Va’a : une nouvelle vague d’entraîneurs formés au fenua

Publié le

Après plus d’une décennie sans formation diplômante, la Polynésie française renoue avec la professionnalisation du va’a. En février, onze nouveaux éducateurs sportifs recevront un brevet inédit, leur ouvrant les portes de l’encadrement officiel et rémunéré.

Ils sont onze, sur douze stagiaires engagés, à avoir franchi avec succès la dernière étape. Après plusieurs mois de formation intensive, entre mer et salles de cours, cette première promotion du brevet professionnel polynésien d’éducateur sportif, mention va’a, s’apprête à entrer officiellement dans la vie professionnelle.

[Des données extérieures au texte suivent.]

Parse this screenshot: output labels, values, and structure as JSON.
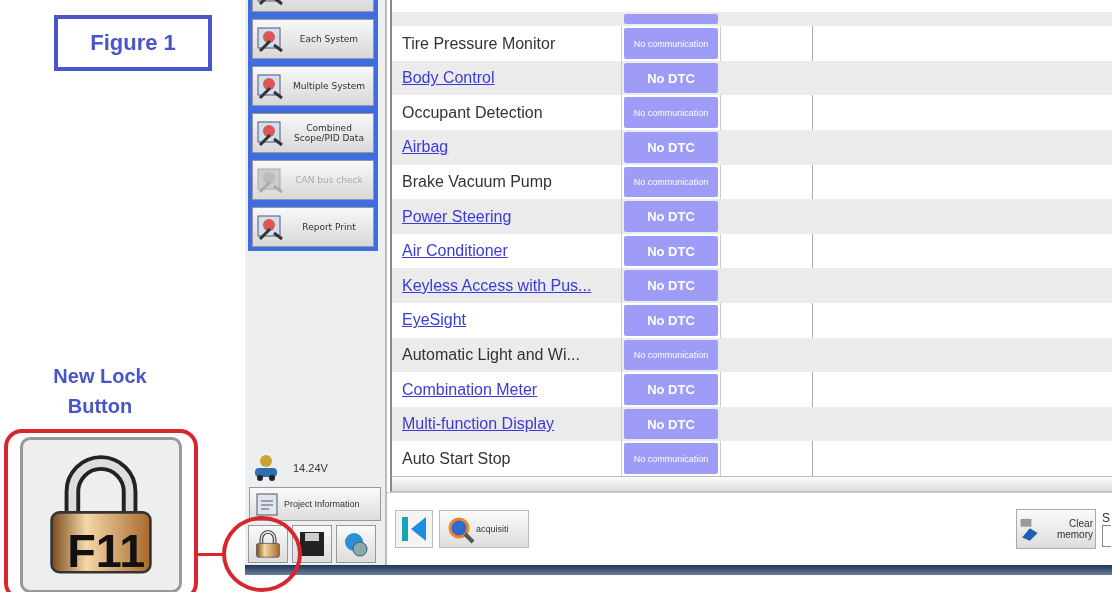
{
  "figure_label": "Figure 1",
  "callout": {
    "label": "New Lock Button",
    "key": "F11"
  },
  "side_panel": {
    "buttons": [
      {
        "disabled": false
      },
      {
        "label": "Each System",
        "disabled": false
      },
      {
        "label": "Multiple System",
        "disabled": false
      },
      {
        "label": "Combined Scope/PID Data",
        "disabled": false
      },
      {
        "label": "CAN bus check",
        "disabled": true
      },
      {
        "label": "Report Print",
        "disabled": false
      }
    ],
    "voltage": "14.24V",
    "project_button": "Project Information"
  },
  "table": {
    "rows": [
      {
        "name": "Tire Pressure Monitor",
        "kind": "plain",
        "status": {
          "text": "No communication",
          "kind": "no_comm"
        }
      },
      {
        "name": "Body Control",
        "kind": "link",
        "status": {
          "text": "No DTC",
          "kind": "ok"
        }
      },
      {
        "name": "Occupant Detection",
        "kind": "plain",
        "status": {
          "text": "No communication",
          "kind": "no_comm"
        }
      },
      {
        "name": "Airbag",
        "kind": "link",
        "status": {
          "text": "No DTC",
          "kind": "ok"
        }
      },
      {
        "name": "Brake Vacuum Pump",
        "kind": "plain",
        "status": {
          "text": "No communication",
          "kind": "no_comm"
        }
      },
      {
        "name": "Power Steering",
        "kind": "link",
        "status": {
          "text": "No DTC",
          "kind": "ok"
        }
      },
      {
        "name": "Air Conditioner",
        "kind": "link",
        "status": {
          "text": "No DTC",
          "kind": "ok"
        }
      },
      {
        "name": "Keyless Access with Pus...",
        "kind": "link",
        "status": {
          "text": "No DTC",
          "kind": "ok"
        }
      },
      {
        "name": "EyeSight",
        "kind": "link",
        "status": {
          "text": "No DTC",
          "kind": "ok"
        }
      },
      {
        "name": "Automatic Light and Wi...",
        "kind": "plain",
        "status": {
          "text": "No communication",
          "kind": "no_comm"
        }
      },
      {
        "name": "Combination Meter",
        "kind": "link",
        "status": {
          "text": "No DTC",
          "kind": "ok"
        }
      },
      {
        "name": "Multi-function Display",
        "kind": "link",
        "status": {
          "text": "No DTC",
          "kind": "ok"
        }
      },
      {
        "name": "Auto Start Stop",
        "kind": "plain",
        "status": {
          "text": "No communication",
          "kind": "no_comm"
        }
      }
    ]
  },
  "toolbar": {
    "acquisition": "acquisiti",
    "clear": "Clear memory",
    "cut_label": "S"
  }
}
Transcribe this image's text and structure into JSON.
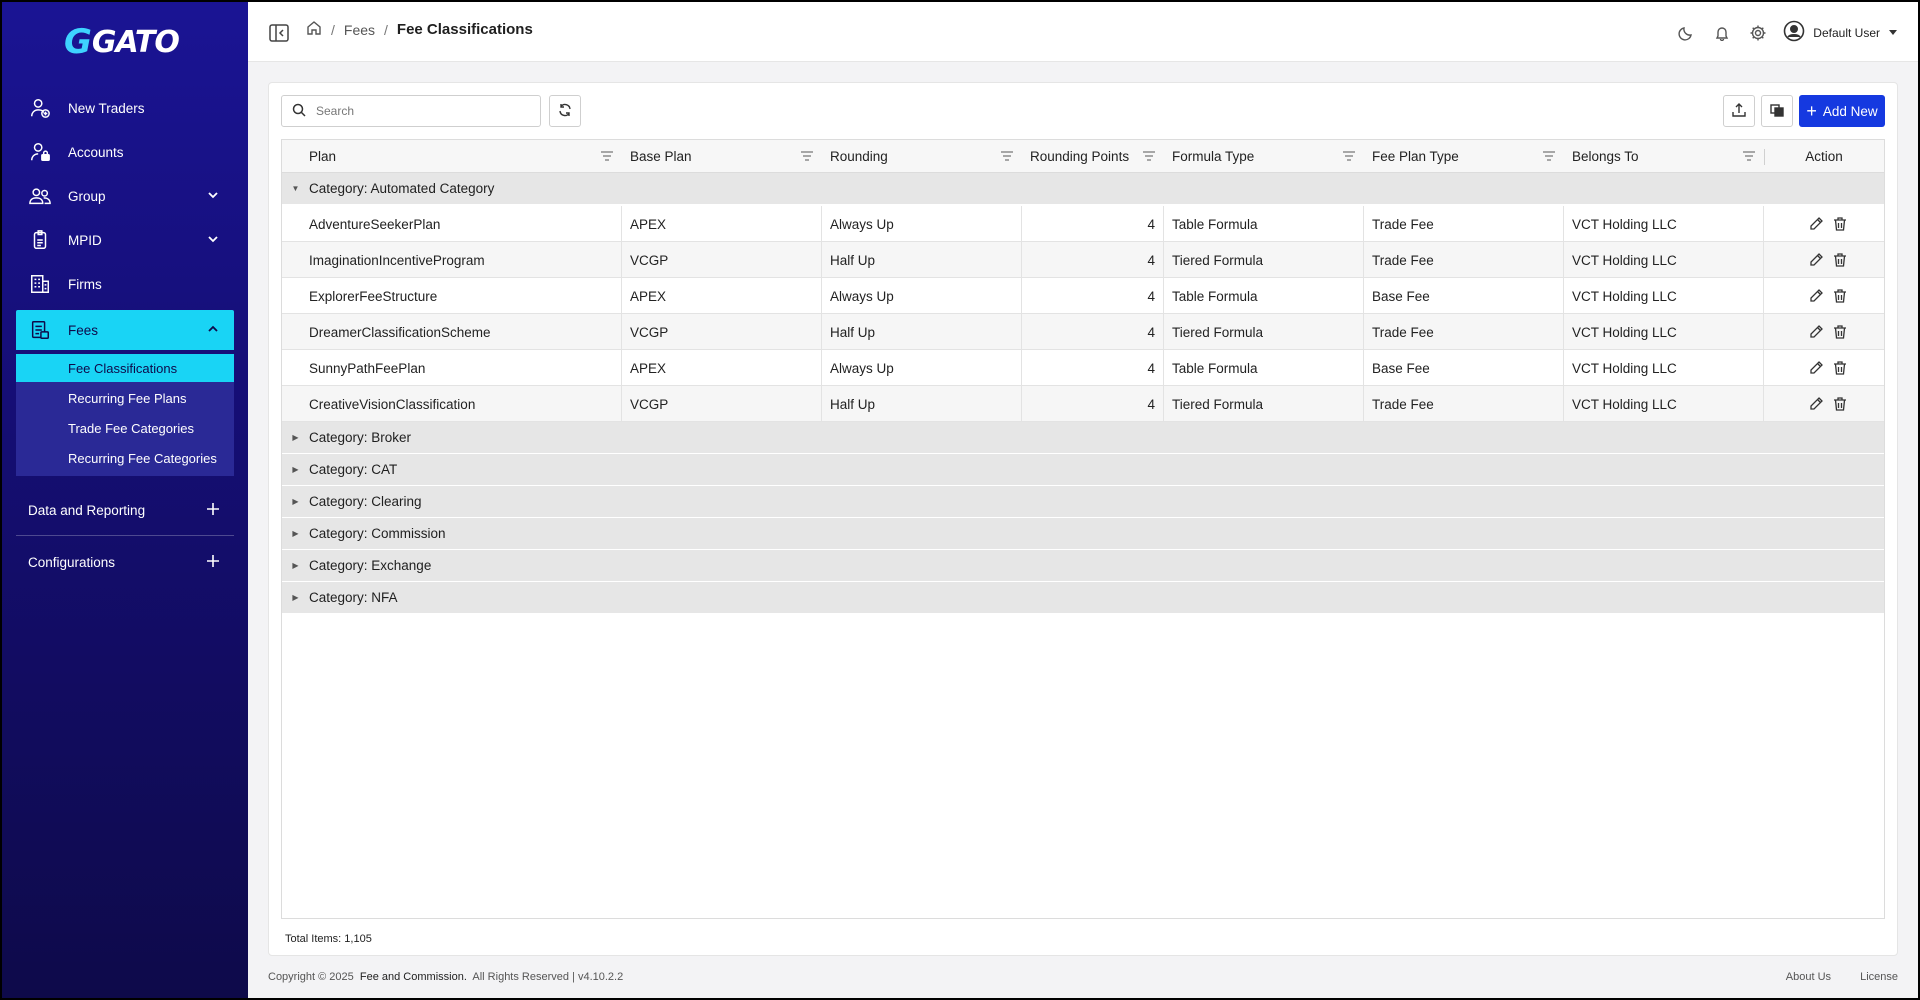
{
  "logo": {
    "mark": "G",
    "text": "GATO"
  },
  "sidebar": {
    "items": [
      {
        "label": "New Traders",
        "icon": "user-plus-icon"
      },
      {
        "label": "Accounts",
        "icon": "user-lock-icon"
      },
      {
        "label": "Group",
        "icon": "users-icon"
      },
      {
        "label": "MPID",
        "icon": "id-badge-icon"
      },
      {
        "label": "Firms",
        "icon": "building-icon"
      },
      {
        "label": "Fees",
        "icon": "receipt-icon"
      }
    ],
    "sub_items": [
      {
        "label": "Fee Classifications"
      },
      {
        "label": "Recurring Fee Plans"
      },
      {
        "label": "Trade Fee Categories"
      },
      {
        "label": "Recurring Fee Categories"
      }
    ],
    "sections": [
      {
        "label": "Data and Reporting"
      },
      {
        "label": "Configurations"
      }
    ]
  },
  "header": {
    "breadcrumb": {
      "parent": "Fees",
      "sep": "/",
      "current": "Fee Classifications"
    },
    "user": "Default User"
  },
  "toolbar": {
    "search_placeholder": "Search",
    "add_label": "Add New"
  },
  "table": {
    "columns": [
      "Plan",
      "Base Plan",
      "Rounding",
      "Rounding Points",
      "Formula Type",
      "Fee Plan Type",
      "Belongs To",
      "Action"
    ],
    "expanded_group": "Category: Automated Category",
    "rows": [
      {
        "plan": "AdventureSeekerPlan",
        "base": "APEX",
        "rounding": "Always Up",
        "points": "4",
        "formula": "Table Formula",
        "fee_type": "Trade Fee",
        "owner": "VCT Holding LLC"
      },
      {
        "plan": "ImaginationIncentiveProgram",
        "base": "VCGP",
        "rounding": "Half Up",
        "points": "4",
        "formula": "Tiered Formula",
        "fee_type": "Trade Fee",
        "owner": "VCT Holding LLC"
      },
      {
        "plan": "ExplorerFeeStructure",
        "base": "APEX",
        "rounding": "Always Up",
        "points": "4",
        "formula": "Table Formula",
        "fee_type": "Base Fee",
        "owner": "VCT Holding LLC"
      },
      {
        "plan": "DreamerClassificationScheme",
        "base": "VCGP",
        "rounding": "Half Up",
        "points": "4",
        "formula": "Tiered Formula",
        "fee_type": "Trade Fee",
        "owner": "VCT Holding LLC"
      },
      {
        "plan": "SunnyPathFeePlan",
        "base": "APEX",
        "rounding": "Always Up",
        "points": "4",
        "formula": "Table Formula",
        "fee_type": "Base Fee",
        "owner": "VCT Holding LLC"
      },
      {
        "plan": "CreativeVisionClassification",
        "base": "VCGP",
        "rounding": "Half Up",
        "points": "4",
        "formula": "Tiered Formula",
        "fee_type": "Trade Fee",
        "owner": "VCT Holding LLC"
      }
    ],
    "collapsed_groups": [
      "Category: Broker",
      "Category: CAT",
      "Category: Clearing",
      "Category: Commission",
      "Category: Exchange",
      "Category: NFA"
    ],
    "total": "Total Items: 1,105"
  },
  "footer": {
    "copyright": "Copyright © 2025",
    "product": "Fee and Commission.",
    "rights": "All Rights Reserved | v4.10.2.2",
    "about": "About Us",
    "license": "License"
  },
  "colors": {
    "accent": "#19d4f5",
    "primary": "#1539e0",
    "sidebar": "#150e75"
  }
}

Un diplôme inédit, conçu localement pour répondre aux réalités du fenua. Objectif : doter les clubs, écoles et associations d’éducateurs qualifiés, capables d’encadrer tous les publics –des enfants aux vétérans, du sport santé à la compétition de haut niveau– et d’exercer leur activité dans un cadre reconnu et rémunéré.

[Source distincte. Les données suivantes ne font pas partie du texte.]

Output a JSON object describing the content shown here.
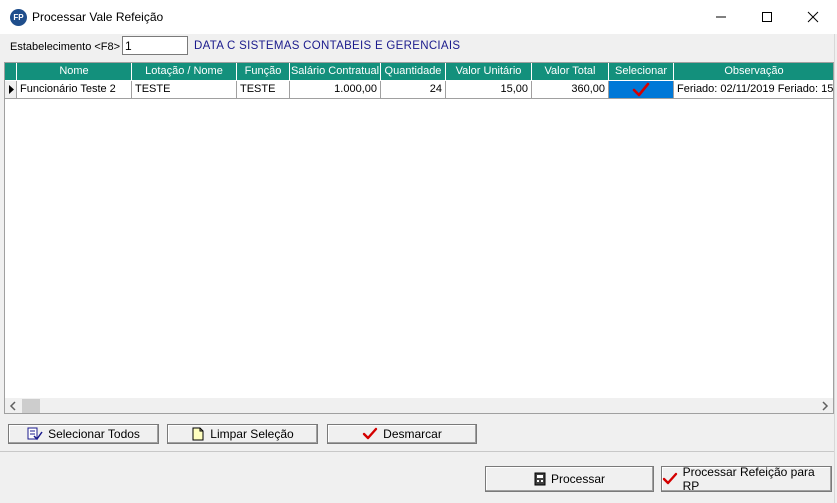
{
  "window": {
    "icon_text": "FP",
    "title": "Processar Vale Refeição"
  },
  "estabelecimento": {
    "label": "Estabelecimento <F8>",
    "value": "1",
    "name": "DATA C SISTEMAS CONTABEIS E GERENCIAIS"
  },
  "grid": {
    "columns": [
      "Nome",
      "Lotação / Nome",
      "Função",
      "Salário Contratual",
      "Quantidade",
      "Valor Unitário",
      "Valor Total",
      "Selecionar",
      "Observação"
    ],
    "rows": [
      {
        "nome": "Funcionário Teste 2",
        "lotacao": "TESTE",
        "funcao": "TESTE",
        "salario": "1.000,00",
        "quantidade": "24",
        "valor_unitario": "15,00",
        "valor_total": "360,00",
        "selecionado": true,
        "observacao": "Feriado: 02/11/2019 Feriado: 15/"
      }
    ]
  },
  "buttons": {
    "selecionar_todos": "Selecionar Todos",
    "limpar_selecao": "Limpar Seleção",
    "desmarcar": "Desmarcar",
    "processar": "Processar",
    "processar_rp": "Processar Refeição para RP"
  },
  "colors": {
    "header_bg": "#13907c",
    "selection_bg": "#0078d7",
    "check_red": "#d40000",
    "estab_name": "#1a1a8c"
  }
}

« Les stagiaires ont suivi ce qu’on appelle le tronc commun : pédagogie, accompagnement des sportifs, organisation de projets, mais aussi un volet spécifique au va’a », explique Gordon Barff, en charge de la formation technique. « L’idée est de professionnaliser l’encadrement tout en respectant les spécificités de la discipline. »

La formation, organisée par l’Institut de la jeunesse et des sports de la Polynésie française (IJSPF), s’est déroulée du 2 juin au 24 octobre 2025, avant des épreuves finales et des rattrapages en décembre. « Sur les douze stagiaires, onze ont validé le diplôme. La remise officielle est prévue début février », précise Raihau Sienne, chargé d’ingénierie de formation professionnelle.

Parmi les candidats : des éducateurs bénévoles, des passionnés de va’a, mais aussi des rameurs de haut niveau. Tous ont suivi un programme exigeant, mêlant sécurité, anatomie, physiologie, méthodologie d’entraînement et pédagogie.
« J’attendais surtout d’avoir des bases solides, notamment en physiologie et dans la construction de plans d’entraînement structurés », confie Teroro Tetuaapua, l’un des stagiaires. « C’est indispensable quand on encadre des jeunes comme des adultes. »

Cette promotion se distingue aussi par sa parité : six femmes et six hommes. Une avancée saluée par Chantal Bigot, ancienne championne et elle-même stagiaire. « Il y a un vrai manque d’entraîneures dans les clubs. Voir autant de femmes dans cette formation, c’est très encourageant pour l’avenir du va’a. »

La précédente session de formation remontait à 2011, à titre expérimental. Si elle avait permis la création officielle du diplôme en 2015, il aura fallu près de dix ans pour que le dispositif soit relancé. Un retard désormais comblé.

Avec ces nouveaux éducateurs diplômés, le va’a polynésien espère franchir une nouvelle étape : structurer davantage l’enseignement, attirer de nouveaux pratiquants et préparer la relève, sur l’eau comme sur les bancs de formation.